I wondered later, in rereading these paragraphs if it were a crafty and self-deceiving form of … self-aggrandized importance (i.e., as I wrote to my friend, “sounding as though I am completely up my own ass”) or ascribing traits to myself that I have no right to assign or name. But I could not change that I felt every contradiction in perfect balance (and counterbalance): I felt as though I were seeing everything for the very first time but that I had also seen everything a million times. I wondered if this nothingness would lead me nowhere – or everywhere. Had I been sleepwalking and hibernating all along?

“A hibernation is a covert preparation for a more overt action.” –Invisible Man, Ralph Ellison

I had certainly been living a life in my head, retreating more and more into the lives of books, fictions, histories I have never lived, less and less in contact with or seeing people, as though I were prematurely preparing for a departure. We never know when we will go (literally or figuratively), and while some reach out and expand into the life that surrounds them, I found solace or comfort in retreating into what was left of my life, without remorse or regret. Again, this is not about literal death, but the leaving behind a form or way of life… or a moulting of skin.

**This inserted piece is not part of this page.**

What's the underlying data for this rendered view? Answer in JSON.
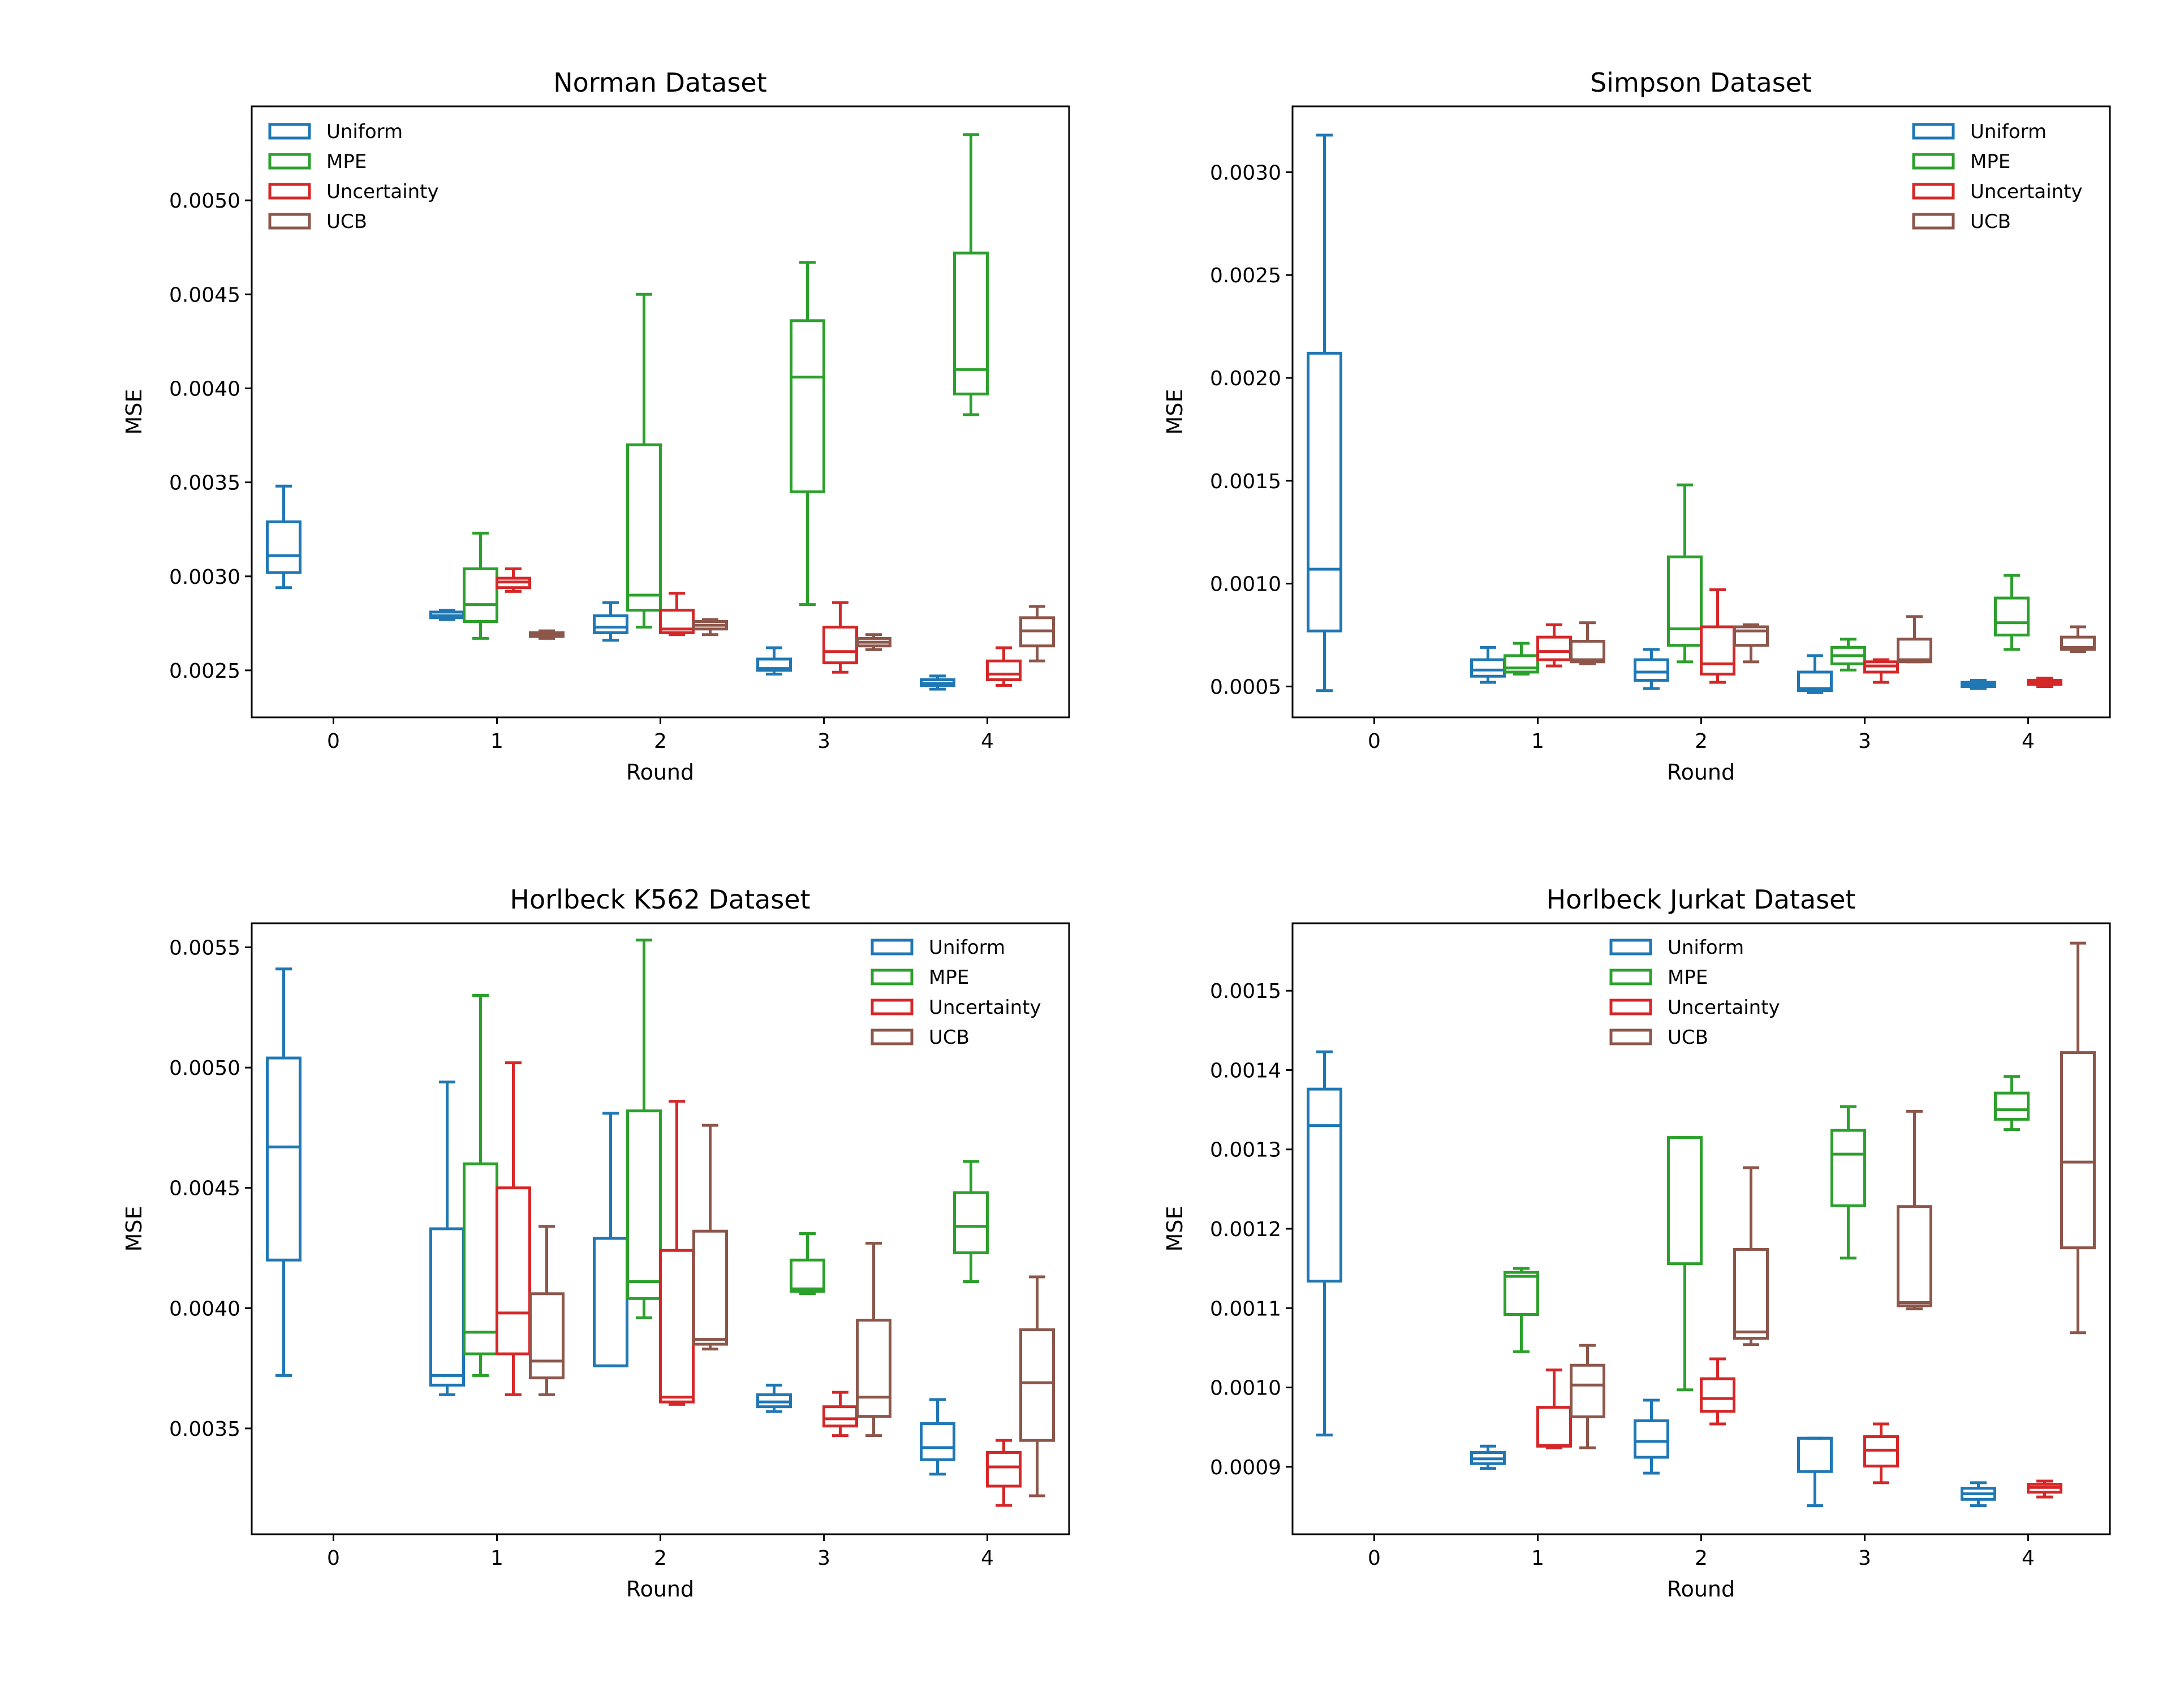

I wonder now, as I prepare for a next, but undefined, step, if the starkest change could be the will to exert real effort. The truth is… I don’t try very hard. At anything. I never have. I sometimes feel guilty about this, wondering what I could do – or could have done – had I truly applied myself. But nothing has seemed interesting enough to press myself that deeply into it. I have always felt it to be too much like pressing one’s own flesh through a sieve. One’s own essence and pulp taken away, leaving only the juice – the minimalist nectar of a diminished selfhood. This self I have hidden and selfishly guarded, wanting to be “an anonymous presence against an even more anonymous background”. I never wanted or needed to be the best – at anything – I just wanted more. To see more, do more, learn more.

With all of this in mind, I wondered if I had ever felt determination, a no-nonsense tour-de-force of self raging through me, wanting to win or compete, to fire people from my life rather than coddling, enabling and understanding them, to get things done aggressively, as though knocking down physical obstacles in my path, to punch in the face the presumptuous, disobedient and manipulative tricksters, hucksters, fuckers and just plain pathetic shitheads who pop up to block the way? The idea of all of it is violent … and a far cry from the woman I have always been, and the person I have been particularly for the last half year or more: retiring, cerebral, and above all, patient.

Suddenly I realize: There is very little I can do with violence, and there is nothing I can do without patience; patience is valuable, and I will have endless patience, never able to deny compassion, wherever my next incarnation leads.